Le client s'est adressé à des représentants du service à la clientèle et de l'ombudsman de la banque afin d'obtenir plus d'information. Dans un premier temps, le service à la clientèle lui a répondu que la banque exigeait le numéro de permis de conduire pour se conformer à la Loi sur le recyclage des produits de la criminalité et le financement des activités terroristes (LRPCFAT) et à la ligne directrice B-8, Mécanismes de dissuasion et de détection du recyclage des produits de la criminalité et du financement des activités terroristes, du Bureau du surintendant des institutions financières (BSIF). Par la suite, l'ombudsman de la banque a toutefois indiqué au plaignant que la raison invoquée pour justifier l'enregistrement de son numéro de permis de conduire aux fins de la conformité à la LRPCFAT était erronée.
Le client a porté plainte auprès du Commissariat à la protection de la vie privée du Canada (Commissariat). Puisqu'il avait refusé de présenter son permis de conduire, les renseignements personnels connexes le concernant n'avaient pas en fait été recueillis. Le Commissariat a donc déterminé que ce volet de la plainte n'était pas fondé. Néanmoins, à la suggestion du Commissariat, la banque a accepté de revoir sa procédure pour la remise des cartes de crédit. Ainsi, lorsque les pièces d'identité au dossier d'un client respectent les exigences relatives à la lutte contre le blanchiment d'argent, mais que le client présente une pièce d'identité différente lorsqu'il vient chercher une carte de crédit de remplacement, la banque limitera l'information qu'elle recueillera au type et au lieu d'émission de la nouvelle pièce d'identité.
En outre, comme la banque avait fourni au client des renseignements inexacts sur les fins pour lesquelles les renseignements personnels étaient recueillis, le Commissariat a conclu que le principe 4.2.5 avait été enfreint. À la lumière des procédures révisées pour la remise des cartes de crédit, et du fait que la banque a fait circuler l'information parmi ses employés, la plainte ayant trait aux fins de la collecte de renseignements est donc fondée et réglée.
Leçons apprises
- Les membres d'une organisation qui recueille des renseignements personnels devraient être en mesure d'expliquer aux personnes concernées les fins pour lesquels ces renseignements sont recueillis.
Rapport de conclusions
Plaintes déposées en vertu de la Loi sur la protection des renseignements personnels et les documents électroniques (la Loi)

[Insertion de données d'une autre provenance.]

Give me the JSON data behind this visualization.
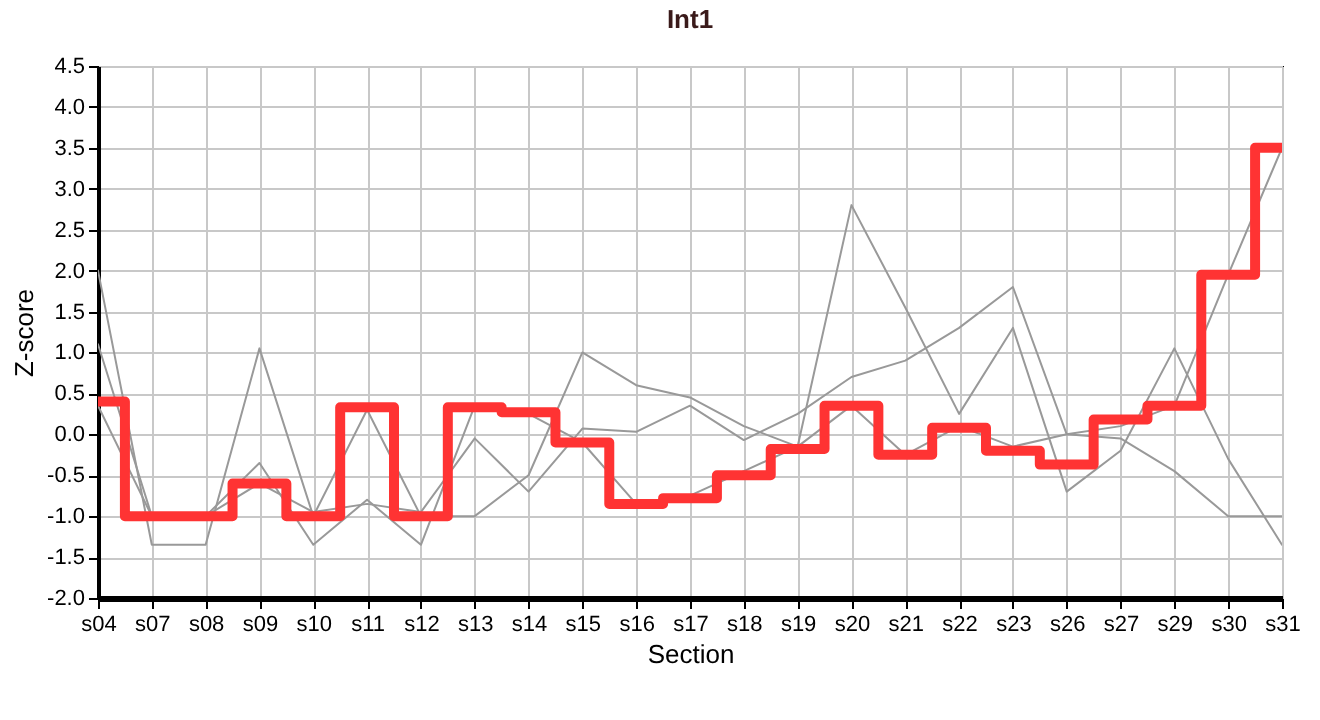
{
  "chart_data": {
    "type": "line",
    "title": "Int1",
    "xlabel": "Section",
    "ylabel": "Z-score",
    "categories": [
      "s04",
      "s07",
      "s08",
      "s09",
      "s10",
      "s11",
      "s12",
      "s13",
      "s14",
      "s15",
      "s16",
      "s17",
      "s18",
      "s19",
      "s20",
      "s21",
      "s22",
      "s23",
      "s26",
      "s27",
      "s29",
      "s30",
      "s31"
    ],
    "series": [
      {
        "color": "#999999",
        "values": [
          2.0,
          -1.35,
          -1.35,
          1.05,
          -1.0,
          0.3,
          -1.0,
          -1.0,
          -0.5,
          1.0,
          0.6,
          0.45,
          0.1,
          -0.15,
          2.8,
          1.55,
          0.25,
          1.3,
          -0.7,
          -0.2,
          1.05,
          -0.3,
          -1.35
        ]
      },
      {
        "color": "#999999",
        "values": [
          1.1,
          -1.0,
          -1.0,
          -0.35,
          -1.35,
          -0.8,
          -1.35,
          0.35,
          0.25,
          -0.1,
          -0.85,
          -0.75,
          -0.45,
          -0.15,
          0.35,
          -0.25,
          0.1,
          -0.15,
          0.0,
          -0.05,
          -0.45,
          -1.0,
          -1.0
        ]
      },
      {
        "color": "#999999",
        "values": [
          0.35,
          -1.0,
          -1.0,
          -0.6,
          -0.95,
          -0.85,
          -0.95,
          -0.05,
          -0.7,
          0.07,
          0.03,
          0.35,
          -0.07,
          0.25,
          0.7,
          0.9,
          1.3,
          1.8,
          0.0,
          0.1,
          0.35,
          1.95,
          3.5
        ]
      },
      {
        "type": "step",
        "color": "#ff3333",
        "values": [
          0.4,
          -1.0,
          -1.0,
          -0.6,
          -1.0,
          0.33,
          -1.0,
          0.33,
          0.27,
          -0.1,
          -0.85,
          -0.78,
          -0.5,
          -0.18,
          0.35,
          -0.25,
          0.08,
          -0.2,
          -0.37,
          0.18,
          0.35,
          1.95,
          3.5
        ]
      }
    ],
    "ylim": [
      -2.0,
      4.5
    ],
    "yticks": [
      {
        "value": -2,
        "label": "-2.0"
      },
      -1.5,
      {
        "value": -1,
        "label": "-1.0"
      },
      -0.5,
      {
        "value": 0,
        "label": "0.0"
      },
      0.5,
      {
        "value": 1,
        "label": "1.0"
      },
      1.5,
      {
        "value": 2,
        "label": "2.0"
      },
      2.5,
      {
        "value": 3,
        "label": "3.0"
      },
      3.5,
      {
        "value": 4,
        "label": "4.0"
      },
      4.5
    ],
    "grid": true,
    "marker": "none",
    "line_style": "solid"
  }
}
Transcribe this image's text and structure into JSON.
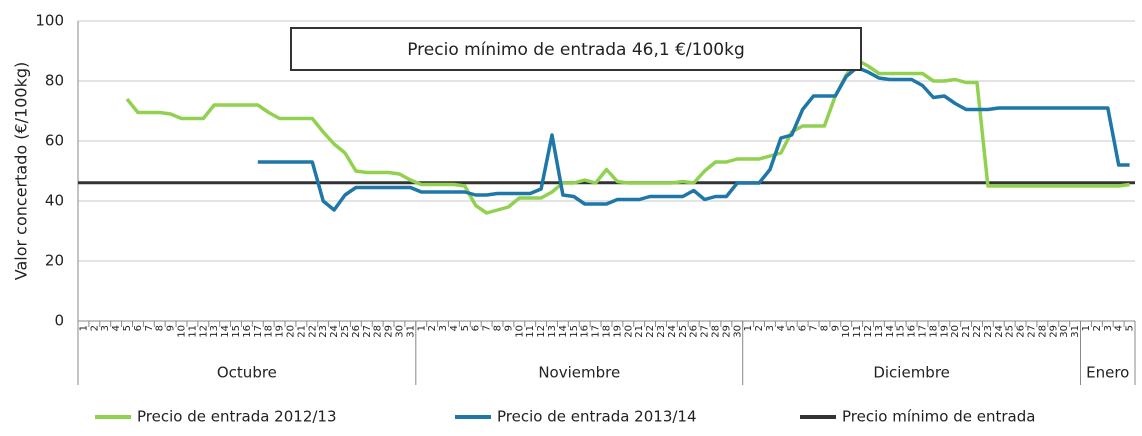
{
  "chart_data": {
    "type": "line",
    "y_label": "Valor concertado (€/100kg)",
    "annotation": "Precio mínimo de entrada 46,1 €/100kg",
    "categories": [
      "1",
      "2",
      "3",
      "4",
      "5",
      "6",
      "7",
      "8",
      "9",
      "10",
      "11",
      "12",
      "13",
      "14",
      "15",
      "16",
      "17",
      "18",
      "19",
      "20",
      "21",
      "22",
      "23",
      "24",
      "25",
      "26",
      "27",
      "28",
      "29",
      "30",
      "31",
      "1",
      "2",
      "3",
      "4",
      "5",
      "6",
      "7",
      "8",
      "9",
      "10",
      "11",
      "12",
      "13",
      "14",
      "15",
      "16",
      "17",
      "18",
      "19",
      "20",
      "21",
      "22",
      "23",
      "24",
      "25",
      "26",
      "27",
      "28",
      "29",
      "30",
      "1",
      "2",
      "3",
      "4",
      "5",
      "6",
      "7",
      "8",
      "9",
      "10",
      "11",
      "12",
      "13",
      "14",
      "15",
      "16",
      "17",
      "18",
      "19",
      "20",
      "21",
      "22",
      "23",
      "24",
      "25",
      "26",
      "27",
      "28",
      "29",
      "30",
      "31",
      "1",
      "2",
      "3",
      "4",
      "5"
    ],
    "groups": [
      {
        "label": "Octubre",
        "count": 31
      },
      {
        "label": "Noviembre",
        "count": 30
      },
      {
        "label": "Diciembre",
        "count": 31
      },
      {
        "label": "Enero",
        "count": 5
      }
    ],
    "series": [
      {
        "name": "Precio de entrada 2012/13",
        "color": "#92d050",
        "values": [
          null,
          null,
          null,
          null,
          74,
          69.5,
          69.5,
          69.5,
          69,
          67.5,
          67.5,
          67.5,
          72,
          72,
          72,
          72,
          72,
          69.5,
          67.5,
          67.5,
          67.5,
          67.5,
          63,
          59,
          56,
          50,
          49.5,
          49.5,
          49.5,
          49,
          47,
          45.5,
          45.5,
          45.5,
          45.5,
          45,
          38.5,
          36,
          37,
          38,
          41,
          41,
          41,
          43,
          46,
          46,
          47,
          46,
          50.5,
          46.5,
          46,
          46,
          46,
          46,
          46,
          46.5,
          46,
          50,
          53,
          53,
          54,
          54,
          54,
          55,
          56,
          63,
          65,
          65,
          65,
          75,
          82,
          87,
          85,
          82.5,
          82.5,
          82.5,
          82.5,
          82.5,
          80,
          80,
          80.5,
          79.5,
          79.5,
          45,
          45,
          45,
          45,
          45,
          45,
          45,
          45,
          45,
          45,
          45,
          45,
          45,
          45.5
        ]
      },
      {
        "name": "Precio de entrada 2013/14",
        "color": "#1f77a8",
        "values": [
          null,
          null,
          null,
          null,
          null,
          null,
          null,
          null,
          null,
          null,
          null,
          null,
          null,
          null,
          null,
          null,
          53,
          53,
          53,
          53,
          53,
          53,
          40,
          37,
          42,
          44.5,
          44.5,
          44.5,
          44.5,
          44.5,
          44.5,
          43,
          43,
          43,
          43,
          43,
          42,
          42,
          42.5,
          42.5,
          42.5,
          42.5,
          44,
          62,
          42,
          41.5,
          39,
          39,
          39,
          40.5,
          40.5,
          40.5,
          41.5,
          41.5,
          41.5,
          41.5,
          43.5,
          40.5,
          41.5,
          41.5,
          46,
          46,
          46,
          50.5,
          61,
          62,
          70.5,
          75,
          75,
          75,
          81.5,
          84.5,
          83,
          81,
          80.5,
          80.5,
          80.5,
          78.5,
          74.5,
          75,
          72.5,
          70.5,
          70.5,
          70.5,
          71,
          71,
          71,
          71,
          71,
          71,
          71,
          71,
          71,
          71,
          71,
          52,
          52
        ]
      }
    ],
    "reference_lines": [
      {
        "name": "Precio mínimo de entrada",
        "value": 46.1,
        "color": "#333333"
      }
    ],
    "ylim": [
      0,
      100
    ],
    "yticks": [
      0,
      20,
      40,
      60,
      80,
      100
    ],
    "grid": true,
    "legend": "bottom"
  }
}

1. Le plaignant allègue qu'une banque (la mise en cause) a exigé indûment de consigner des renseignements apparaissant sur son permis de conduire sous prétexte qu'il s'agissait d'une exigence de la Loi sur le recyclage des produits de la criminalité et le financement des activités terroristes (LRPCFAT).
Résumé de l'enquête
2. Lorsque le plaignant s'est présenté à la succursale bancaire avec laquelle il faisait affaire depuis plus de 30 ans pour prendre possession d’une carte de crédit de remplacement, un employé lui a demandé son permis de conduire afin de consigner certains renseignements apparaissant sur ce dernier. Or, le dossier du plaignant faisait déjà état du numéro de référence de son certificat de naissance ainsi que de la date d'émission de celui ci.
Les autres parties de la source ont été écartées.